As I mentioned, I have a functionally useless body (oh, yeah, sure, semen made in my big testes fertilised an egg (a human egg), but as that’s something physically capable of being meaninglessly executed by the vast majority of all the worst people I’ve ever met, being also able to do that is essentially an embarrassment and thus a greater source of shame…)

(((… I always thought if I ever raised a child it would be adopted or fostered or a step-child or something, where I’d get to have a genuine sense as to whether any affection had been earned or deserved (as most people are blinded by nuclear family centric propaganda and unable to judge blood relatives in the way they would judge strangers or peers, the babies)… having a genuine biological child feels inherently regressive and politically suspect… I know terrible people who have affection towards their terrible relatives… I hope that my child becomes someone who sees meaningful ethics as more important than familial ties. I would rather they grow to hate me for my shittiness, rather than never notice it. I mean, ideally I will grow sufficiently as a person in the world for them to not need to hate me, but I’m nearly 40 (I’m 35) and I don’t really have much meaningful going on for now so realistically it’s fucking unlikely at this point.)))

–///–

Ina May’s Guide To Childbirth is anecdote and narrative, and it made me feel sad that although the route to birth that has been selected by my lover and me is as progressive (i.e. the most pre-medical) as is available on the NHS in South London, it’s still taking place within the same physical building as where all the most pathologised births in that district are taking place, and that we don’t have the important, long-standing, complex mutually beneficial community that Ina May’s writes about and ultimately sells at length…

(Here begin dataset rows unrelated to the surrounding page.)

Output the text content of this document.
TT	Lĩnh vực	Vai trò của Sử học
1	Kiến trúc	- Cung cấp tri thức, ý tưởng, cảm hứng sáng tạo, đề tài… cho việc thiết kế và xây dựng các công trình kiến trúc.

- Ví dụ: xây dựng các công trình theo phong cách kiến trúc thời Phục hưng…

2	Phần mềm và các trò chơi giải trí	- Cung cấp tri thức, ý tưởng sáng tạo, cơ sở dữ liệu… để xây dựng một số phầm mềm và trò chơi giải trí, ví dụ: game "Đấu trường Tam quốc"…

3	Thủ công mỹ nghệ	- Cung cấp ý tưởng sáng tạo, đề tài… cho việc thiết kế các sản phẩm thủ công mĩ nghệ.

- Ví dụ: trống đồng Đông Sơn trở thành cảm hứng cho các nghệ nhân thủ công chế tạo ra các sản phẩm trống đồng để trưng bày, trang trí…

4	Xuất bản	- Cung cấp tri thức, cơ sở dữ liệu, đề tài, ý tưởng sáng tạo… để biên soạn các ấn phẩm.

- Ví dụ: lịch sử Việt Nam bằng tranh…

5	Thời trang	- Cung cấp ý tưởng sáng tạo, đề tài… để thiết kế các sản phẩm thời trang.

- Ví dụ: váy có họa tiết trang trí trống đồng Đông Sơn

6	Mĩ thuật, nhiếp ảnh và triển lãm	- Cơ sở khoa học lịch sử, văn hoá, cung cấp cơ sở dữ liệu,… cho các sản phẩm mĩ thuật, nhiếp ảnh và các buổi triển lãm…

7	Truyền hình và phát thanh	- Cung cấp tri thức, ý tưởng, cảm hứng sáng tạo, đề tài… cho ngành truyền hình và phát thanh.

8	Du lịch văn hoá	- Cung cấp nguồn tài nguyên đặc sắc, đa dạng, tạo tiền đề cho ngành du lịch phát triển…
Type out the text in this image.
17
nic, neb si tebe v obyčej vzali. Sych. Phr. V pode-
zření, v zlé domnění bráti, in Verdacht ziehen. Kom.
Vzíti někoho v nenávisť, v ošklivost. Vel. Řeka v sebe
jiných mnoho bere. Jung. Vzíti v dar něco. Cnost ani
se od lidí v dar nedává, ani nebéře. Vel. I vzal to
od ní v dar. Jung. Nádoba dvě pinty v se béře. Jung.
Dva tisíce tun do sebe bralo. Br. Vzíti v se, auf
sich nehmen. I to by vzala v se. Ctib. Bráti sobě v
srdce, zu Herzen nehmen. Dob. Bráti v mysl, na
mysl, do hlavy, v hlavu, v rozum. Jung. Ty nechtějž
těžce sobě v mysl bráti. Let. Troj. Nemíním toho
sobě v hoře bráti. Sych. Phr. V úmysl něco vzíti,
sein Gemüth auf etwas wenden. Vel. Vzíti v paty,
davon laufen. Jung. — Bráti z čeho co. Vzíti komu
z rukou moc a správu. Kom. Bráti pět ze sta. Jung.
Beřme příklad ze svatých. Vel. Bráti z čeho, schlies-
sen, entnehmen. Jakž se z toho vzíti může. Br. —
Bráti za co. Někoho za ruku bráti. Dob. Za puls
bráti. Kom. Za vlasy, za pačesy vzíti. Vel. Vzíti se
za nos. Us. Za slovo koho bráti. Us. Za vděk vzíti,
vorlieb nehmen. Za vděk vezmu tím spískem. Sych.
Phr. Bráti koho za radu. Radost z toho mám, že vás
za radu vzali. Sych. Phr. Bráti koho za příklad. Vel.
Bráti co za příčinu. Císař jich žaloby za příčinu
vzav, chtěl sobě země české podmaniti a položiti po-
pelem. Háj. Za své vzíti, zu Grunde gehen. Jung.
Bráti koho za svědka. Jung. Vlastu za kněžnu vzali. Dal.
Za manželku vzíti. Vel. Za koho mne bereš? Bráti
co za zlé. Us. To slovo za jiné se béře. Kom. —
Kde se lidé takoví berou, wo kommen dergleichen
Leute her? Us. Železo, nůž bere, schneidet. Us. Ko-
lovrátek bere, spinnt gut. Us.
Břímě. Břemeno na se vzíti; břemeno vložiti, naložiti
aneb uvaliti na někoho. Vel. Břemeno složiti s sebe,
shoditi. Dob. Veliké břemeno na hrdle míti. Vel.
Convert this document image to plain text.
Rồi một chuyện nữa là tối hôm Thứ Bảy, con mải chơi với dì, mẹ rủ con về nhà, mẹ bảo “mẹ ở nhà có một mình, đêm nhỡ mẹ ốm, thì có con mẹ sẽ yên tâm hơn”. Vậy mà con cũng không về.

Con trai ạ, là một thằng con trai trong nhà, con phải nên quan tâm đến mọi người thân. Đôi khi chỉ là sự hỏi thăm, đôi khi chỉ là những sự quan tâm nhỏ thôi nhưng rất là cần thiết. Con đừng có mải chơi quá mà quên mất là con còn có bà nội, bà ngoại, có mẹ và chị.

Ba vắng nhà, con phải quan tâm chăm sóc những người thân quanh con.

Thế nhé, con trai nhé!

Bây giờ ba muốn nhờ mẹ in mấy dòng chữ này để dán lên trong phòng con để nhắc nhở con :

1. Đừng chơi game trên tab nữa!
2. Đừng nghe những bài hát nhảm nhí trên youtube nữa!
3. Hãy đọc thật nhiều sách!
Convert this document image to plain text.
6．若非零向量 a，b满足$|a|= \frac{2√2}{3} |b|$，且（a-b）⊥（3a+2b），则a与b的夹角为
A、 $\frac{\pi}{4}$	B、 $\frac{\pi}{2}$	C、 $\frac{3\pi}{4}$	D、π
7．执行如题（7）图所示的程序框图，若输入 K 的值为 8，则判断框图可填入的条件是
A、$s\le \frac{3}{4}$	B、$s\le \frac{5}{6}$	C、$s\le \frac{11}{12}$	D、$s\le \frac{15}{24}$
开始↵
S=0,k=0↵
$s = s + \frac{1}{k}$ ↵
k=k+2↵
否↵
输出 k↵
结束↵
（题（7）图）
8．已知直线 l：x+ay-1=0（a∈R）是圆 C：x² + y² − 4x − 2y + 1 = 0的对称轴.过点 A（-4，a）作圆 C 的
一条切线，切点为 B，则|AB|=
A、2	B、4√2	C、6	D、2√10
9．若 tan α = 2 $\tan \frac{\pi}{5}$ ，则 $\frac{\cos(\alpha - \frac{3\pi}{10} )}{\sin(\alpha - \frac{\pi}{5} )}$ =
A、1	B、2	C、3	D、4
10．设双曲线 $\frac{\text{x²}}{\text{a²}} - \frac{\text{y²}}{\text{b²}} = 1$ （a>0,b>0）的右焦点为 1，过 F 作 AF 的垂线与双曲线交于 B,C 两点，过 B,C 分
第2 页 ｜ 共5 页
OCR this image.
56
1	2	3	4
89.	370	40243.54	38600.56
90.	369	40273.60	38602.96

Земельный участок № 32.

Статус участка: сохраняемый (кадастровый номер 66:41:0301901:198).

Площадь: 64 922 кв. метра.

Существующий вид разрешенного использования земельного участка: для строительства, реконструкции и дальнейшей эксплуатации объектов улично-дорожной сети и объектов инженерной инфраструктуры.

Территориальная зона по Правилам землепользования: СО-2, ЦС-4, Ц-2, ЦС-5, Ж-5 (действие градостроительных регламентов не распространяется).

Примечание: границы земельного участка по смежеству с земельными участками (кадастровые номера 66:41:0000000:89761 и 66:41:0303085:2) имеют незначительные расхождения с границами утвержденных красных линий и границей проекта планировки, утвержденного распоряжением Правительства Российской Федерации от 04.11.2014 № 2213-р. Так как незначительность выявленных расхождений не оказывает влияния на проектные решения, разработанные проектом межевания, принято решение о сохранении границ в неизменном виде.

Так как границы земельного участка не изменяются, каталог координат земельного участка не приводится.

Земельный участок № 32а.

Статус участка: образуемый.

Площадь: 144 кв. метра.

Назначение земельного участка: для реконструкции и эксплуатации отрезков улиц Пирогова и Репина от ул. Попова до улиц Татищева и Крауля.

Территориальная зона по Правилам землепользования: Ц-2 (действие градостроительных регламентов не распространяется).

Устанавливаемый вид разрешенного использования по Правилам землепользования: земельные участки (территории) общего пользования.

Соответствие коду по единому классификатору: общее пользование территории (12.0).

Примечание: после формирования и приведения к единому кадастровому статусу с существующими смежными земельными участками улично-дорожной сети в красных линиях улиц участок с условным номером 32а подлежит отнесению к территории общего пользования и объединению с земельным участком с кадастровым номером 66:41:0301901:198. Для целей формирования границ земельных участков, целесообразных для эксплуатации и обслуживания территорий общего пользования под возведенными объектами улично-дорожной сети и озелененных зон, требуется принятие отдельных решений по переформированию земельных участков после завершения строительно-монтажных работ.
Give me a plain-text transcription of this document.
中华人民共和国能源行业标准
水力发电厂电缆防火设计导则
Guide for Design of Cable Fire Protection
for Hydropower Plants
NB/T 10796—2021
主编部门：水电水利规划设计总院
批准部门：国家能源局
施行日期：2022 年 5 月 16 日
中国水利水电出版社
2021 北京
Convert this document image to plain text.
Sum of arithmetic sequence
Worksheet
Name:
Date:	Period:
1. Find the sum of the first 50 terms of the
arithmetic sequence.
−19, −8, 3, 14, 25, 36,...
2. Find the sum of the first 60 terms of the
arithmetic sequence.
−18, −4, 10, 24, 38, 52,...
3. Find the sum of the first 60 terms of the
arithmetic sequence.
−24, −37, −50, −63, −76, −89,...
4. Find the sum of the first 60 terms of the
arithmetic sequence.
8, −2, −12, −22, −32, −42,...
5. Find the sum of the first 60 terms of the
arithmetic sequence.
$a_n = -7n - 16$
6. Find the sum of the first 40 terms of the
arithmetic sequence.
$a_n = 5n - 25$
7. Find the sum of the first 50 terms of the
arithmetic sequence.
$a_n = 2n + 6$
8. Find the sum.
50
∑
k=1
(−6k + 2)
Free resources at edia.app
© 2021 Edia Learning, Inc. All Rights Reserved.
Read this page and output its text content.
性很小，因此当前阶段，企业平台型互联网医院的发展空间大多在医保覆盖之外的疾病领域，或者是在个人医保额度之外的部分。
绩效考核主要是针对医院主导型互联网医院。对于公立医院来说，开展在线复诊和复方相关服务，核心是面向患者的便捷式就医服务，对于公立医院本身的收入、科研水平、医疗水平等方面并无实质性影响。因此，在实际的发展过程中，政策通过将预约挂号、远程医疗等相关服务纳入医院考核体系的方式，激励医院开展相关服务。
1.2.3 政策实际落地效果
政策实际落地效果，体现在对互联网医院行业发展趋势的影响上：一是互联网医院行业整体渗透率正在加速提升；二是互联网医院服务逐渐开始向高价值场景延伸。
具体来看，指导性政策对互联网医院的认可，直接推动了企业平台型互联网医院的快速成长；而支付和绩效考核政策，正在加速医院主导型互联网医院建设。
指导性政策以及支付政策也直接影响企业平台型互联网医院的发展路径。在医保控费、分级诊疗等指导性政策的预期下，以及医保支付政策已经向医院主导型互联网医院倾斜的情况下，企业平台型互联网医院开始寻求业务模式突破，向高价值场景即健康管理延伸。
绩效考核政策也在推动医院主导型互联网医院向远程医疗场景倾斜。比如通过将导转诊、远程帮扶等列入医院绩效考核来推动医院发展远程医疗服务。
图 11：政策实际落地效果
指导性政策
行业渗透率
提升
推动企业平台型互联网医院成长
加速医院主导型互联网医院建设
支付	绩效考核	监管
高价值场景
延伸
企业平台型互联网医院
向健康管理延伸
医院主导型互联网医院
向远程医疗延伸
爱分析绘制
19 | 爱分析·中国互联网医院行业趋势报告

Ina May writes about how making out, how physical touch, how coming, how being present and sexual and, baby, alive, baby, are the best tools for a comfortable, easy, birth…

Is it all too 1970s, this idea, is it too stuck in this brief beautiful moment of hope for love, back when everyone could have free love communes where everyone slept on the floor (the best place to sleep) and no one had AIDS and the dating apps that commodify human relationships didn’t exist and you could kiss and touch and love and then someone else who you also kissed and touched and loved could kiss and touch and love the birthing person while you went for a pee/coffee/low ABV supermarket lager..?

A birth site as worship of the yonic deity seems right…

Any birth site that is not a worship of the yonic deity seems wrong but now is so so normal…

Has Ina May made me an evangelist? Maybe. Has Ina May made me a believer? Maybe, yes, too…

An important book. But, sure, maybe debatable.

But I’m not going to read the opposite side. I don’t need to believe that it won’t all be fine.